← Back to context

Comment by toast0

10 hours ago

> If you see SQL where someone wrote a SELECT and is then using a cursor to loop through those results and do other queries, you've found the person who is still thinking imperatively.

To a first approximation, yes. But 'client-side joins' can be a valuable tool when the database engine won't cooperate. For some queries and some engines, you can do a select with a join to get everything you need in one query, but a select to get a list of ids followed by a union of selects (not an IN query) to get details for each id will have the results at the client sooner, with less load on the database, at some potential loss of consistency. Your client needs to be within a reasonable round trip of the server or the two queries approach won't get the answer faster.

I'm not sure I follow. Fetching the data in one query should almost always be faster and more efficient - the same work is being done regardless, except now you have the additional overhead involved with a second query (network and connection overhead, parsing etc.)

  • Depends on how the database engine sets up the join. I've seen queries where the join ends up spilling into a temp table and it takes a lot longer to do it that way.
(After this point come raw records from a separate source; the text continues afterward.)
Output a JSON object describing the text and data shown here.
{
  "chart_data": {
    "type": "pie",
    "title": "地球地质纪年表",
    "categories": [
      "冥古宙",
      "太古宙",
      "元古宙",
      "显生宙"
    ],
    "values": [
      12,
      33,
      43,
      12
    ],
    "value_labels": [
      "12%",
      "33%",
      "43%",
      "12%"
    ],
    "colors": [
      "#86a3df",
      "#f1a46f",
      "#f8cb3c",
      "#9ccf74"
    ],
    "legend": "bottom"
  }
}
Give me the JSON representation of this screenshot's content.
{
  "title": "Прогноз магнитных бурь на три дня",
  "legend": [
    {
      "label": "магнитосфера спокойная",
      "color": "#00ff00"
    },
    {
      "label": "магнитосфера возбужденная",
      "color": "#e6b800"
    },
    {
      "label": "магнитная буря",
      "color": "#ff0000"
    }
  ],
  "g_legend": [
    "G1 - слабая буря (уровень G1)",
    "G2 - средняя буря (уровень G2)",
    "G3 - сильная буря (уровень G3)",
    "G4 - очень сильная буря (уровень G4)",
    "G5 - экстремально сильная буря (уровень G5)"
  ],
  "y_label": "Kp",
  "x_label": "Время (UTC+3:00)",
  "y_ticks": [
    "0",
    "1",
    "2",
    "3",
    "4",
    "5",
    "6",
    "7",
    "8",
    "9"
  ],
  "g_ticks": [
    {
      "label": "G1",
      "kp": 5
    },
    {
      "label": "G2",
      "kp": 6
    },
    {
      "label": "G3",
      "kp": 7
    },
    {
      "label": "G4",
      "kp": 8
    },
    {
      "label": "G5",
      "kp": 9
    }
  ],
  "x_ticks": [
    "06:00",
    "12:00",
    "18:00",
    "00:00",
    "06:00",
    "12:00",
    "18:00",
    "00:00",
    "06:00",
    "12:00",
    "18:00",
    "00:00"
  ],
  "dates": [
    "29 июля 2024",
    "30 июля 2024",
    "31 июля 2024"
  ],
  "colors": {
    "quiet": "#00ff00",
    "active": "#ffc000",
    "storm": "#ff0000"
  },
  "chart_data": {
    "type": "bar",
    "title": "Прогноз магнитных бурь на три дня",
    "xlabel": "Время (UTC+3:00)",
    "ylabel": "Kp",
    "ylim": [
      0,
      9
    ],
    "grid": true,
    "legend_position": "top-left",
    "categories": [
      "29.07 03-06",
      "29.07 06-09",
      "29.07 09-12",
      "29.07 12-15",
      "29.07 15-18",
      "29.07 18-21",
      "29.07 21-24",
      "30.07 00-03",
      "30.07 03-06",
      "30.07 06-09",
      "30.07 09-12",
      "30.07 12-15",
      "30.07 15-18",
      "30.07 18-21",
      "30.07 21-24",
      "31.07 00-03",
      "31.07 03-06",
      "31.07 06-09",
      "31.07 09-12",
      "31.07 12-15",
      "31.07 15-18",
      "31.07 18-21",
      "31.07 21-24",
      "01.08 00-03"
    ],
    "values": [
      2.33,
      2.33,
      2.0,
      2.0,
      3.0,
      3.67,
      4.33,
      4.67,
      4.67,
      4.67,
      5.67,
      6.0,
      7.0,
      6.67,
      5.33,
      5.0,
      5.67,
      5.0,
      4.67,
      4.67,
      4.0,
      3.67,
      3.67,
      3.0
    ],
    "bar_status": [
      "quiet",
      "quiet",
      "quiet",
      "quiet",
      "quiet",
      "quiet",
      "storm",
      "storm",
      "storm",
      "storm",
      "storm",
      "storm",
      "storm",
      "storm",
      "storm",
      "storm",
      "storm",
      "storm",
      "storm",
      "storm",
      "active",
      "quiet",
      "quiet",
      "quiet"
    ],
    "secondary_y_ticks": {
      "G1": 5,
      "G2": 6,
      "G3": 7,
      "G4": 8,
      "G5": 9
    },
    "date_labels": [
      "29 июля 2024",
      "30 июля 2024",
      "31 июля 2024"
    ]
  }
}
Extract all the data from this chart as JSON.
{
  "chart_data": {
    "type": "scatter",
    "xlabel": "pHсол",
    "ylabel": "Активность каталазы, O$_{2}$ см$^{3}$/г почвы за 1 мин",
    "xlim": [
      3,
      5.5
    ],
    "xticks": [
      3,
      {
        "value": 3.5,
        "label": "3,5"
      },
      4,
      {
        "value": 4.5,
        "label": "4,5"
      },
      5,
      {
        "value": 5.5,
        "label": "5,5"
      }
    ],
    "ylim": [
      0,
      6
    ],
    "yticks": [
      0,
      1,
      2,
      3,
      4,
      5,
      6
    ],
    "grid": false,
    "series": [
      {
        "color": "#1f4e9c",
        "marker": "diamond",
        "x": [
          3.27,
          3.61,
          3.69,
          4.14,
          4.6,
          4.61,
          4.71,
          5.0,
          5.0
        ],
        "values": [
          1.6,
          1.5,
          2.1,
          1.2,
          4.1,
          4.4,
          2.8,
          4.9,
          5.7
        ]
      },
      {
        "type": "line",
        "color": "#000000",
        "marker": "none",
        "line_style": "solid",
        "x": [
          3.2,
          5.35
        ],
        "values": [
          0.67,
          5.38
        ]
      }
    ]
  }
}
IIRC, this can happen especially if you've asked the database engine to sort things.

    Same with UNION vs IN. If you union 10 queries for one row each by id, it'll hit the index every time; but if you do it with IN, maybe it decides to do an index scan which takes longer.

    You could say well the database engine is broken if client-side join works better than database-side join, and sure it probably is, but given the choice of fix the database engine or do a client-side join, I know which one is feasible in the short term.

    • In that case, I'd suggest using EXPLAIN on your query and CREATE INDEX on whatever requires full table scans.

      Worst case, you could CREATE MATERIALIZED VIEW whatever would've happened in that temp table.

      At the end of the day, your single query will be faster.

    • > database engine sets up the join

      Every major database uses nested loop, hash, or sort-merge joins. If the data is small enough to fetch in a second query, I don't see any scenario where it would make a query spill to disk when it otherwise wouldn't have (except those pesky OR's).

      Most JOIN issues can be resolved by composing using sub-queries/CTE's to defer a join to a smaller intermediary result, and the only time this generally can't be done is if you need a predicate on the joined table.

      > you've asked the database engine to sort things

      I've only found this to be true when there's an OR condition where the single query ends up doing a bitmap against every row, in which case a UNION will be faster since it's just appending two already-index-ordered streams.

      > Same with UNION vs IN

      A union is almost always going to be worse - most query planners cannot optimize across queries in a UNION, so each query is going to have separate ops vs. a single op with the IN. The only case I've seen this be true is for multi-column predicates with an OR clause against a composite index. I just tested the former in both Postgres and MSSQL and the UNION query cost was 2x the IN clause.

      > maybe it decides to do an index scan which takes longer

      This has not been my experience unless the table statistics are bad.